Nagy le contestó a Roman que él
no podía decidir nada, ni bueno ni malo; que era un prisionero de los
soviéticos y que, en condición de tal, no era libre. Dijo que estaba dispuesto
a discutir lo que hiciera falta con sus camaradas húngaros, pero como ciudadano
húngaro libre; y remachó que él no se iría voluntariamente de su país ni aunque
le invitase Giselle Bunchen. Roman le retrucó que nunca sería sacado de Hungría
por la fuerza, y se marchó.
Al día siguiente, por la tarde,
Nagy y sus compañeros de odisea fueron emplazados en dos autobuses sin
ventanillas. Allí se les juntaron Gyorgy Lukacs, Zoltan Szanto y Zoltan Vas, y
sus respectivas costillas. Estos tres compañeros de Nagy habían dejado la
embajada tres días antes de que el resto saliese de ella porque habían aceptado
la promesa de Kadar en el sentido de que eran libres de regresar a sus casas
(promesa que, por lo que se ve, no era cierta; pero supongo que eso tampoco os
sorprenderá mucho). Los autobuses rodaron hacia un aeropuerto, donde fueron
todos subidos a dos aviones soviéticos. Los pilotos eran rusos y, según los
testimonios, las gente que ya estaba en el avión y que los pastoreó
apestaba a KGB.
Los alegres húngaros
prisioneros asumieron que, ya que Roman le había prometido a Nagy que no sería
sacado del país sin su consentimiento, y puesto que Nagy no lo había dado, la
cosa iba de que iban a hacer una excursión por los cielos húngaros. Pero, vaya,
no fue así. No os lo vais a creer: pero resulta que Valter Roman había mentido. Los
aviones estuvieron dos horas en el aire hasta que aterrizaron en Bucarest. A
pie de pista, los turistas forzosos fueron recibidos por Alexandru Moghioros,
miembro del Politburo rumano de origen húngaro; designado, pues, porque supongo que les podía hablar en euskera.
Debemos reconocer las cosas: la
URSS, con la muerte de Stalin, había evolucionado. Había pasado de asesinar, a
mentir y secuestrar. Como digo, oye, es un avance.
La urgencia, ahora, era
convertir aquella acción, unilateral y violenta, en un acto legal y que pudiera
ser aceptado por la falange de intelectualrrondos que, en occidente, estaba esperando
que le diesen argumentos para poder defender que lo que había pasado en Hungría
había sido todo muy normal.
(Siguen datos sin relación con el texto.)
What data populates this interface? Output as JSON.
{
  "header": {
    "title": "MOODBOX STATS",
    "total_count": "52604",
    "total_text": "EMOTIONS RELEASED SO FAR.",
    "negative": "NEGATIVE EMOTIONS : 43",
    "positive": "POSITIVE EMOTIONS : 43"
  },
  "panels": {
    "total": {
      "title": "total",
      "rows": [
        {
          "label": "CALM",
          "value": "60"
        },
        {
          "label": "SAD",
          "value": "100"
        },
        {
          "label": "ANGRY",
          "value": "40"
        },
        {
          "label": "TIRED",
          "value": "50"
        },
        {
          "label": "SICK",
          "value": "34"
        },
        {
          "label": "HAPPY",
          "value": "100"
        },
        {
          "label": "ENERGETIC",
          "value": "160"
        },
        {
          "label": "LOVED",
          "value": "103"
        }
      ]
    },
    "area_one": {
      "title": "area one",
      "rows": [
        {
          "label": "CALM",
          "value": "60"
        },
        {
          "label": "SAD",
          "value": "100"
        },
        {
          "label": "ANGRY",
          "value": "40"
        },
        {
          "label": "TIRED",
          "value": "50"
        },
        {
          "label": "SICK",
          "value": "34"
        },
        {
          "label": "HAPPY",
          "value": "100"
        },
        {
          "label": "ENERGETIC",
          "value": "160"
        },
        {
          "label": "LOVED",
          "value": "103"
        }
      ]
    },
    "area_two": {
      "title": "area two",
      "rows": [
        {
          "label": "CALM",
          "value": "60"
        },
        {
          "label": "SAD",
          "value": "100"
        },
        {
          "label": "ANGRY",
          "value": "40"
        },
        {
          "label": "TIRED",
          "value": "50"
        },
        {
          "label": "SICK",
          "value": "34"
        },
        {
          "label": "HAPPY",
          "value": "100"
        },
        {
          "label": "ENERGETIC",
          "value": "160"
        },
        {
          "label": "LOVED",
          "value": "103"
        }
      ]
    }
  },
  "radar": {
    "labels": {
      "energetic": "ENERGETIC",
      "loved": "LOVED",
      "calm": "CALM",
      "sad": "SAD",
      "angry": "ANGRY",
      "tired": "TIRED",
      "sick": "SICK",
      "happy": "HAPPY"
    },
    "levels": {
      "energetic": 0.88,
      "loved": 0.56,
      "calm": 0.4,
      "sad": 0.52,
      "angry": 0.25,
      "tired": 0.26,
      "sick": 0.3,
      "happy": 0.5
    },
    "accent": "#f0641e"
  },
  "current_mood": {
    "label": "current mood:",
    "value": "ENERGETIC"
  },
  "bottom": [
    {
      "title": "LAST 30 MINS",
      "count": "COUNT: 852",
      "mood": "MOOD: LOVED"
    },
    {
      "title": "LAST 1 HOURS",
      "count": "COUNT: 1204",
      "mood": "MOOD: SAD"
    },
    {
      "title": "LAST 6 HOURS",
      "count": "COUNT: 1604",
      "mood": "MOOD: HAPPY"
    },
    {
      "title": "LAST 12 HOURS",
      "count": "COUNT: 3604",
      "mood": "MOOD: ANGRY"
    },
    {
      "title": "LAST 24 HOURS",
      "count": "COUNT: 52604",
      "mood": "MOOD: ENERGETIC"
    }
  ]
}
Así pues, se firmó un acuerdo entre Janos Kadar y
Gheorghiu-Dej; un memorando titulado El acuerdo vía intercambio de cartas
entre el gobierno de la República Popular de Rumania y el gobierno de la
República Popular de Hungría acerca de la asistencia prestada a Imre Nagy y
personas de su grupo en el territorio de la República Popular de Rumania.
Este papelito, que quizás todavía conservaba alguno de los tropenzoncillos que
se le habían quedado pegados cuando en Moscú se limpiaron el culo con él, había
sido, efectivamente, directamente supervisado por la task force formada
por Malenkov, Suslov y Averky Borisovitch Aristov.
Nagy y sus compañeros fueron
alojados en una casa de la Securitate, donde fueron interrogados a fondo por un
enviado especial de Moscú llamado Boris Shumilin. Grigore Preoteasa, ministro
rumano de Asuntos Exteriores, les prometió que representantes de Naciones
Unidas podrían visitarles. Pero, ¿sabéis qué? Pues, sí: les mintió.
La implicación de los
comunistas rumanos en la “nueva etapa” de una Hungría otra vez socialista fue
más allá. Emil Bodnaras, que fue parte de la delegación que estuvo en Budapest,
le ofreció al gobierno Kadar su asesoramiento en la reorganización de los servicios
de seguridad. Como consecuencia, diversos oficiales de la Securitate de
Transilvania, de origen húngaro, fueron enviados al país vecino. De hecho,
Bodnaras se quedó un tiempo en Budapest echando una mano, acompañado por un
oficial soviético, Wilhelm
Einhorn, que en realidad era un transilvano húngaro que había sido
reclutado por los soviéticos, y que había sido uno de los desinteresados
combatientes de nuestras Brigadas Internacionales. Ahora, como para demostrar
los alegres principios de democracia y libertad que con seguridad alumbraban a
todos los miembros de aquellos cuerpos militares, iba a dedicarse, en cuerpo y
alma, a hostiar húngaros en sótanos.
De esta manera, Gheorghiu-Dej consiguió lo que quería: consolidarse como el gran apoyo de la URSS en la gestión de la rebelión húngara. Lo que se dice todo un mérito histórico de mierda.